Diese Frage ist recht einfach:

  1. Regelmäßige Bettzeiten (Licht aus/Licht an), die weniger als 30 Minuten von Tag zu Tag abweichen sollten.
  2. Im Durchschnitt ca. 8 Stunden Schlaf pro Tag. Kommt man dann auf weniger als 8h/Tag in der Woche, die Differenz durch mehr Schlaf am Wochenende ausgleichen. I.d.R. durch länger schlafen, nicht durch verfrühtes Insbettgehen.
  3. Ca. 1-2 Stunden vor dem Schlafengehen kein grelles Licht.
  4. Wer Ein- und/oder Durchschlafprobleme hat, sollte stimulierende Substanzen meiden: Koffein, Nikotin. Zu den hinderlichen Substanzen zählt in diesem Fall auch Alkohol, obwohl dieser nicht stimulierend wirkt, dies allerdings wird, wenn er abgebaut wird. Ca. 6 Stunden nach dem Genuss.
  5. Bei Ein- und/oder Durchschlafproblemen Mittagsschlaf meiden, auch wenn man müde ist. Dabei aber immer bedenken, dass man unter Müdigkeit keine Tätigkeiten verrichten sollte, die Aufmerksamkeit erfordern (beispielsweise Autofahren).
  6. Korrekte Temperierung des Schlafzimmers. Definitiv nicht zu warm. Ca. 18 Grad C oder weniger.
  7. Verdunkelung der Schlafumgebung. Dichte Jalousien oder Vorhänge vor den Fenstern.
  8. Geräuscharme Kulisse. Dafür sorgen, dass Geräusche möglichst nicht ins Schlafzimmer eindringen können.
  9. Wenn man während der Nacht aufwacht und Schwierigkeiten hat, wieder einzuschlafen, aufstehen. Sich dafür aber ca. 30-45 Minuten, nach Gefühl, im Bett Zeit lassen. Nicht dauernd auf die Uhr schauen. Dann nach dem Aufstehen entspannende Tätigkeiten verrichten (wenig Licht aussetzen) und erst dann wieder in Bett gehen, wenn man den Eindruck hat, wieder genügend müde zu sein.
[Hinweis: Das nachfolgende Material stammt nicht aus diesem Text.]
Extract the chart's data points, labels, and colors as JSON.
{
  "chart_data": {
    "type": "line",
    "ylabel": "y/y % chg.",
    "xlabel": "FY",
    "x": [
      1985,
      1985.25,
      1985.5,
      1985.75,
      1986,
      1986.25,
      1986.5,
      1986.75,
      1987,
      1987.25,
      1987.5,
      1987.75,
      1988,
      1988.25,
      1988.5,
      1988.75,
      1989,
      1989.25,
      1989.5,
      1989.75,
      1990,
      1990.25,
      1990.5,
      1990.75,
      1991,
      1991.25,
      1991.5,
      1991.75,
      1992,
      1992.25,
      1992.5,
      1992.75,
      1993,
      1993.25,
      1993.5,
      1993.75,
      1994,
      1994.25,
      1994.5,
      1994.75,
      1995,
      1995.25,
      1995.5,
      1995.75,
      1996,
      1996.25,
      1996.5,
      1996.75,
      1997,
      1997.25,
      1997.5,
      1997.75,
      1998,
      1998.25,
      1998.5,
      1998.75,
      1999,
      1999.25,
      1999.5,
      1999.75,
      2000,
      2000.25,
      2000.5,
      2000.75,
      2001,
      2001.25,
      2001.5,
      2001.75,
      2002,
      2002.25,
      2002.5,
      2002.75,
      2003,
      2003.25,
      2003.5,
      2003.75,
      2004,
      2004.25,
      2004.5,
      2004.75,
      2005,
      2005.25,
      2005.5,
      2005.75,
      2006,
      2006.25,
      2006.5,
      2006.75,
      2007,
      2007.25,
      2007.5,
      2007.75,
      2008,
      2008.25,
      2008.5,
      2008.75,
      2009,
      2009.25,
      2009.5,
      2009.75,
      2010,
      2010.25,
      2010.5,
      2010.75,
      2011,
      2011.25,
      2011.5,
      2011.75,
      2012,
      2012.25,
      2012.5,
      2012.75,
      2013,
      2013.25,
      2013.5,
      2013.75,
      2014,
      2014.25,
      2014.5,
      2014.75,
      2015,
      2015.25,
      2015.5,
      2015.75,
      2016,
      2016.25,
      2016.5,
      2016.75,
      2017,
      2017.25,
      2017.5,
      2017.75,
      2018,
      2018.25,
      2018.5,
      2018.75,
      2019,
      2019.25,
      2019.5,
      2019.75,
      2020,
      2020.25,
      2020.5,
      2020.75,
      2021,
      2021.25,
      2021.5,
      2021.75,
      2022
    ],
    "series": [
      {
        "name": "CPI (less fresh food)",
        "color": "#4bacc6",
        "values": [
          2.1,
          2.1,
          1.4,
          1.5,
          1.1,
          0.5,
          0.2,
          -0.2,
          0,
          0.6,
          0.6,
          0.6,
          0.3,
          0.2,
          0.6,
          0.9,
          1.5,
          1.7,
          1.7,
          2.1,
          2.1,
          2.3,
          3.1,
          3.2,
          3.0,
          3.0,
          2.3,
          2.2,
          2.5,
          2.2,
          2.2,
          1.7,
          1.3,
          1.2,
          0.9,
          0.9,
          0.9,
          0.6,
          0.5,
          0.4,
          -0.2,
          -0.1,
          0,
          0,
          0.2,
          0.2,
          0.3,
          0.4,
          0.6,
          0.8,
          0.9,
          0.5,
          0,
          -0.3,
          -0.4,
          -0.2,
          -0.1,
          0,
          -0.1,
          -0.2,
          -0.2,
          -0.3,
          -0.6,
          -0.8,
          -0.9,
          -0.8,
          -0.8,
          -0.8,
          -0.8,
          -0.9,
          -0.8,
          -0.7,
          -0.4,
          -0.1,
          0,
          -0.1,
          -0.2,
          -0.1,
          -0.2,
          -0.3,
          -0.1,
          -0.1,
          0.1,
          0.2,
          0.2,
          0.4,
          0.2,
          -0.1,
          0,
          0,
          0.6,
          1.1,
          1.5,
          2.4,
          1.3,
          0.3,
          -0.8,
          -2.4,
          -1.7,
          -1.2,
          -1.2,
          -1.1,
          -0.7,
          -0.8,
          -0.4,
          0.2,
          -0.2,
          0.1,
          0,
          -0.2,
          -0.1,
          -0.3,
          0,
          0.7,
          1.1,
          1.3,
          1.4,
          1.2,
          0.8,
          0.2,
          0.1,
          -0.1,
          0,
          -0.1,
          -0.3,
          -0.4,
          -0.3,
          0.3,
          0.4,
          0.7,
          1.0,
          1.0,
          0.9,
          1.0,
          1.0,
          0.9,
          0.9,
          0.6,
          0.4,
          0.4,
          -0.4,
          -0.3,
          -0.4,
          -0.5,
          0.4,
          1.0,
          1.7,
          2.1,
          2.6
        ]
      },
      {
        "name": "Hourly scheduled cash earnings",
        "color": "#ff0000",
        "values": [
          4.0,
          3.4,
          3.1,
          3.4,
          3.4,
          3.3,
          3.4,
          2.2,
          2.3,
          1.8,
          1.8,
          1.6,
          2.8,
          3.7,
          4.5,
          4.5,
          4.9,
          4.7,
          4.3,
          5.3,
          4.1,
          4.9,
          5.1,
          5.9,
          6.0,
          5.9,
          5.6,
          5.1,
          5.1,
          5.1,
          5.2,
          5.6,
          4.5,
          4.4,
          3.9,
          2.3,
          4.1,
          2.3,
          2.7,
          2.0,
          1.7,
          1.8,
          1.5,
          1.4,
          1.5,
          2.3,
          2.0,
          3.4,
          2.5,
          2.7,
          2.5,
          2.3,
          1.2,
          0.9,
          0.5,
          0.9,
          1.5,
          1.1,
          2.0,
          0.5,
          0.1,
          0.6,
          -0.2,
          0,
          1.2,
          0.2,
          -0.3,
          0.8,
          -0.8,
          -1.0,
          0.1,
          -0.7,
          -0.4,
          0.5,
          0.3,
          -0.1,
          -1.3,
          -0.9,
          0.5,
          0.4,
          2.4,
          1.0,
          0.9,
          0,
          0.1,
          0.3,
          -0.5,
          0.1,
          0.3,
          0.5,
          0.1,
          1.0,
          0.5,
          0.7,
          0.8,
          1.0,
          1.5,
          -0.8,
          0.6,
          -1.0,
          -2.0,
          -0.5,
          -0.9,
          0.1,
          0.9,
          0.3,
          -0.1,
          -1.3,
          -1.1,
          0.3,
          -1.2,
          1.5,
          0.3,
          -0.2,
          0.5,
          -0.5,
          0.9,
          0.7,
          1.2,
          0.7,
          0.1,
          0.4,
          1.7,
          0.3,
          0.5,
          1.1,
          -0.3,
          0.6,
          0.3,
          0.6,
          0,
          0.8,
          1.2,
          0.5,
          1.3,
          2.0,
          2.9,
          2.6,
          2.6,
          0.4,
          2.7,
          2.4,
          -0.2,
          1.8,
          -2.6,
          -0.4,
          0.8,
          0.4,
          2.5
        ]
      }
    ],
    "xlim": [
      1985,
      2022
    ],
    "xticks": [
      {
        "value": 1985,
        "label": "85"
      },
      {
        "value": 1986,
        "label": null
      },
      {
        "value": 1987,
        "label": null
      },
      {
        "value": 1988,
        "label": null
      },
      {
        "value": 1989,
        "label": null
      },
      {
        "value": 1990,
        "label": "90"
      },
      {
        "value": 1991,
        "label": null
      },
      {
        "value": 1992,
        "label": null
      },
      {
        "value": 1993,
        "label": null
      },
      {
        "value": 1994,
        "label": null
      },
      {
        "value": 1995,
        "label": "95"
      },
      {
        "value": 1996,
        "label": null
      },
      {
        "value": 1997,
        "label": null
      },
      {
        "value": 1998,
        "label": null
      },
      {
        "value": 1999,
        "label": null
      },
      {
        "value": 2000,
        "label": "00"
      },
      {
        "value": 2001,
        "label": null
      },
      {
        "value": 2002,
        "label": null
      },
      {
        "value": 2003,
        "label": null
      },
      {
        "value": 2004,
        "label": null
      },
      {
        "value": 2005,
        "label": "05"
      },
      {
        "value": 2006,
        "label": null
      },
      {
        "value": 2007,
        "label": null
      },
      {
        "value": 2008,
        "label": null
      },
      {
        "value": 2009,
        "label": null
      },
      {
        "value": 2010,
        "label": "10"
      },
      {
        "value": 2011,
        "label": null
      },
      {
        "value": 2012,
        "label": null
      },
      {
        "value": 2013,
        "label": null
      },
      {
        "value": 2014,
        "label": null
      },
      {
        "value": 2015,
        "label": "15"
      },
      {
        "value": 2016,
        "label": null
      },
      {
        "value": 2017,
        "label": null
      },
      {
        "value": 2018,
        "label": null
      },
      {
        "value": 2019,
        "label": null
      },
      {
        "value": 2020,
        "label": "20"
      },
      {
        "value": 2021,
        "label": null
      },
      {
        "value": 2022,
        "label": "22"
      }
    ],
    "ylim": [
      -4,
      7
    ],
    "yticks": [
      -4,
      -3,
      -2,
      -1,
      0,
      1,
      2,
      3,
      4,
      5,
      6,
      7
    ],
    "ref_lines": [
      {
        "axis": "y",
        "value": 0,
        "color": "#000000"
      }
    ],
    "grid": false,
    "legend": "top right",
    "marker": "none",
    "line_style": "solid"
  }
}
  10. Das Smartphone möglichst nicht in Reichweite des Bettes parken.
  11. Ca. 1-2 h vor dem Schlafengehen keine Bildschirmarbeit betreiben. Und auf gar keinen Fall während der Nacht. Das vom Bildschirm (Tablet, PC, Handy) ausgestrahlte Licht bringt die innere Uhr durcheinander. Die denkt dann es sei Tag.

Herr Dr. Stoohs, danke für das interessante Gespräch.